A San Miguel de Tucuman e Salvador de Jujui vincono Price e Barreda, KTM e Honda tra le Moto, Loeb e Peterhansel, sempre Peugeot tra le Auto. Poi il Rally si sposta in Bolivia, a Tupiza, Barreda è penalizzato di un’ora, il famoso rifornimento fuori luogo che farà discutere ben oltre l’epilogo del Rally, Sainz e Al Attiyah sono fuori, incidente e guasto, e in testa salgono Pablo Quintanilla, Husqvarna, e Cyril Despres, Peugeot. Siamo solo all’inizio dei colpi di scena, la carovana si proietta a sua insaputa su due giorni di fortunale, la Tappa di Oruro viene accorciata e quella che porta a La Paz addirittura annullata, cosicché le giornate di riposo diventano due, e al giro di boa della Corsa in testa ci saranno già Sam Sunderland e Stephane Peterhansel. Il scenario agonistico finale è già dipinto, ma l’evoluzione della Dakar più bagnata, forse, della storia è tutt’altro che scontata. E anche noi sconteremo come Pinocchio e Lucignolo i peccati del “divertimento” al parco acquatico. Mentre saliamo verso Nord e la Bolivia il cielo diventa sempre più grigio, venato di nero e affollato di pesanti nubi. Lo spettacolo è suggestivo e ridicolo, i colori diventano più intensamente cupi e la stagione d’ingresso in Sud America si defila per far rientrare l’autunno, invece del caldo torrido si inizia a temere la brezza, dapprima frizzante, poi sempre più sferzante, inquieta.

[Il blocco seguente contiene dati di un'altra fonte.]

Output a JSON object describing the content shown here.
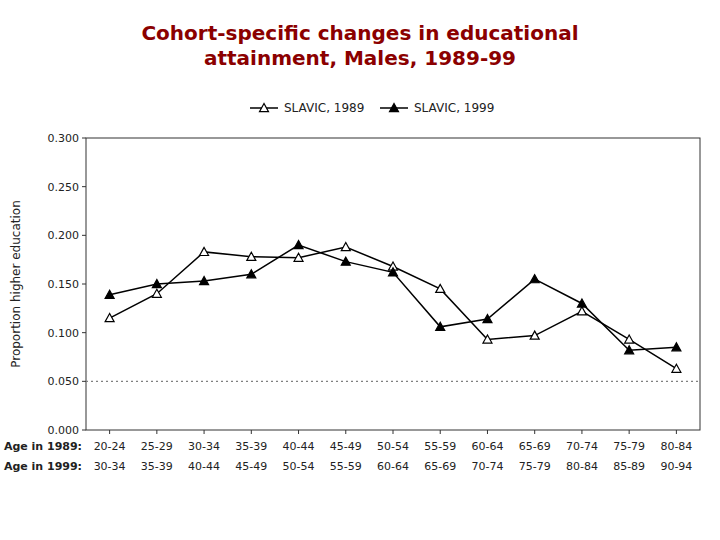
{
  "chart_data": {
    "type": "line",
    "title": "Cohort-specific changes in educational\nattainment, Males, 1989-99",
    "title_color": "#8B0000",
    "ylabel": "Proportion higher education",
    "category_row_labels": [
      "Age in 1989:",
      "Age in 1999:"
    ],
    "categories": [
      "20-24",
      "25-29",
      "30-34",
      "35-39",
      "40-44",
      "45-49",
      "50-54",
      "55-59",
      "60-64",
      "65-69",
      "70-74",
      "75-79",
      "80-84"
    ],
    "categories_row2": [
      "30-34",
      "35-39",
      "40-44",
      "45-49",
      "50-54",
      "55-59",
      "60-64",
      "65-69",
      "70-74",
      "75-79",
      "80-84",
      "85-89",
      "90-94"
    ],
    "series": [
      {
        "name": "SLAVIC, 1989",
        "color": "black",
        "marker": "triangle-open",
        "line_style": "solid",
        "values": [
          0.115,
          0.14,
          0.183,
          0.178,
          0.177,
          0.188,
          0.168,
          0.145,
          0.093,
          0.097,
          0.122,
          0.093,
          0.063
        ]
      },
      {
        "name": "SLAVIC, 1999",
        "color": "black",
        "marker": "triangle",
        "line_style": "solid",
        "values": [
          0.139,
          0.15,
          0.153,
          0.16,
          0.19,
          0.173,
          0.162,
          0.106,
          0.114,
          0.155,
          0.13,
          0.082,
          0.085
        ]
      }
    ],
    "reference_line": 0.05,
    "ylim": [
      0.0,
      0.3
    ],
    "yticks": [
      {
        "value": 0.0,
        "label": "0.000"
      },
      {
        "value": 0.05,
        "label": "0.050"
      },
      {
        "value": 0.1,
        "label": "0.100"
      },
      {
        "value": 0.15,
        "label": "0.150"
      },
      {
        "value": 0.2,
        "label": "0.200"
      },
      {
        "value": 0.25,
        "label": "0.250"
      },
      {
        "value": 0.3,
        "label": "0.300"
      }
    ],
    "grid": false,
    "legend": "top"
  }
}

Con il “salvacondotto” della Dakar, passare confine tra Argentina e Bolivia è come entrare al cinema. Basta pagare il biglietto. Al bivacco di San Salvador de Jujui timbro di uscita dall’Argentina e a quello di Tupiza timbro di entrata in Bolivia, il passaggio  di frontiera è una fucilata. Tutto qui. A Jujui dormiremo pochissimo e da cani in un posto raccapricciante, il gratta e… perdi di Booking, e al bivacco passeremo solo per le formalità e gli aggiornamenti. Ricordo labile e quasi del tutto rimosso di una brutta giornata.

Al fine tappa di San Miguel de Tucuman, invece, arriviamo presto, un miracolo, e corriamo come dannati per chiudere la giornata lavorativa clamorosamente in anticipo sulla media “storica”, che ci tiene alzati fino a tarda notte. Quindi andiamo in città con l’obiettivo di fermarci in un posto dove: a, lavorare, b, mangiare, c, organizzare il prosieguo del viaggio. Pieno e controllo sommario della 3008 sono quotidiani. Visto che siamo miracolosamente in anticipo e che ne abbiamo le tasche piene del road book della Dakar, pensiamo che potremmo andare un po’ più avanti e incrociare la “carovana multicolor”, definizione coniata dal mitico Eric Duran Duran, sulle montagne tra Argentina e Bolivia a Ovest di Salta. È il 3 sera, ma la giornata non è ancora finita.